In order for neurons to successfully perform their primary function of conducting action potentials, their mitochondria produce significantly greater amounts of energy, in the form of ATP, than all other cell types. The inability of the mitochondria in peripheral neurons to generate sufficient quantities of ATP for healthy cellular functioning is believed to be a contributing factor in polyneuropathy. As such, increasing ATP production within the mitochondria of peripheral neurons is a highly desirable goal in the treatment of patients with polyneuropathy.
Ninety percent of cellular thiamine, also known as vitamin B1, is found within the mitochondria. Vitamin B1 is essential for the mitochondrial production of ATP. Thiamine deficiency is well-established in diabetes and alcoholism–two of the leading causes of polyneuropathy. Thiamine replacement with the use of benfotiamine, a highly bioactive form of the vitamin, has been shown to improve the symptoms of polyneuropathy in diabetics and alcoholics. This is likely a consequence of improved mitochondrial function and increased ATP production within peripheral neurons.
Interestingly, appropriate low-level laser light therapy of certain frequencies and intensities has also been shown to reduce neuropathic symptoms. The mechanism by which this occurs is believed to be, in part, the stimulation by light energy ofcytochrome-c-oxidase (complex IV) in the mitochondrial respiratory chain causing increased ATP production within peripheral neurons.

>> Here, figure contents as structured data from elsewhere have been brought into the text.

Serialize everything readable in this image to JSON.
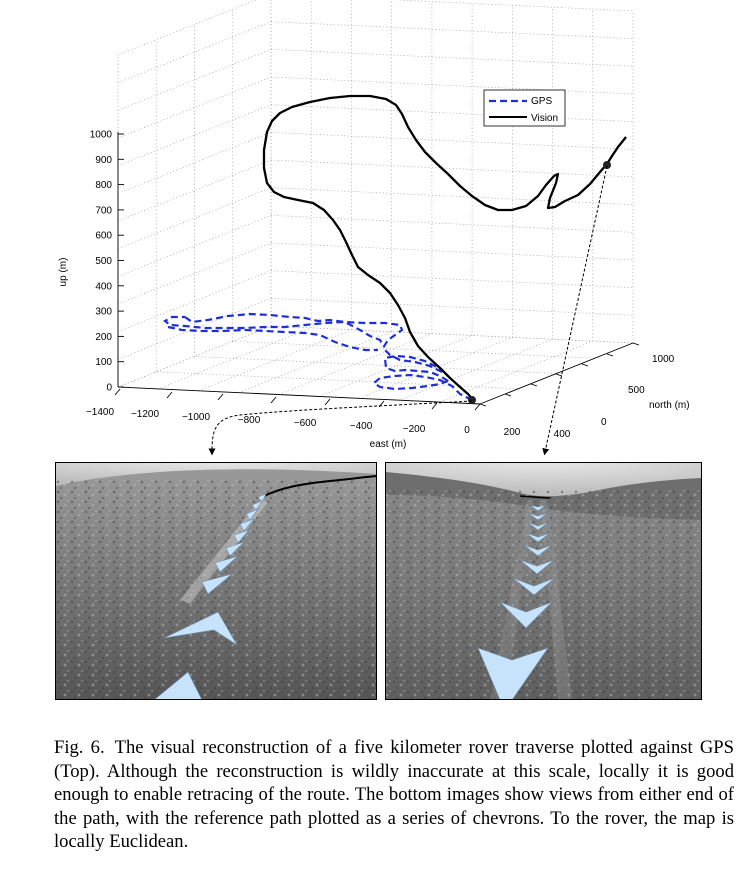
{
  "figure": {
    "legend": {
      "gps_label": "GPS",
      "vision_label": "Vision"
    },
    "axes": {
      "up_label": "up (m)",
      "east_label": "east (m)",
      "north_label": "north (m)",
      "up_ticks": [
        "1000",
        "900",
        "800",
        "700",
        "600",
        "500",
        "400",
        "300",
        "200",
        "100",
        "0"
      ],
      "east_ticks": [
        "−1400",
        "−1200",
        "−1000",
        "−800",
        "−600",
        "−400",
        "−200",
        "0",
        "200",
        "400"
      ],
      "north_ticks": [
        "1000",
        "500",
        "0"
      ]
    },
    "colors": {
      "gps": "#1f2fd6",
      "vision": "#000000",
      "chevron": "#c6e3fb"
    }
  },
  "caption": {
    "label": "Fig. 6.",
    "text": "The visual reconstruction of a five kilometer rover traverse plotted against GPS (Top). Although the reconstruction is wildly inaccurate at this scale, locally it is good enough to enable retracing of the route. The bottom images show views from either end of the path, with the reference path plotted as a series of chevrons. To the rover, the map is locally Euclidean."
  }
}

The fact that these disparate therapies both appear to improve mitochondrial ATP production and be beneficial in the treatment of polyneuropathy supports the hypothesis that decreased ATP availability in peripheral neurons is an important contributing factor in polyneuropathy. This would also account for the observation by many clinicians that their clinical success rate in the treatment of polyneuropathy with the use of low-level laser light therapy is improved with the addition of benfotiamine supplementation.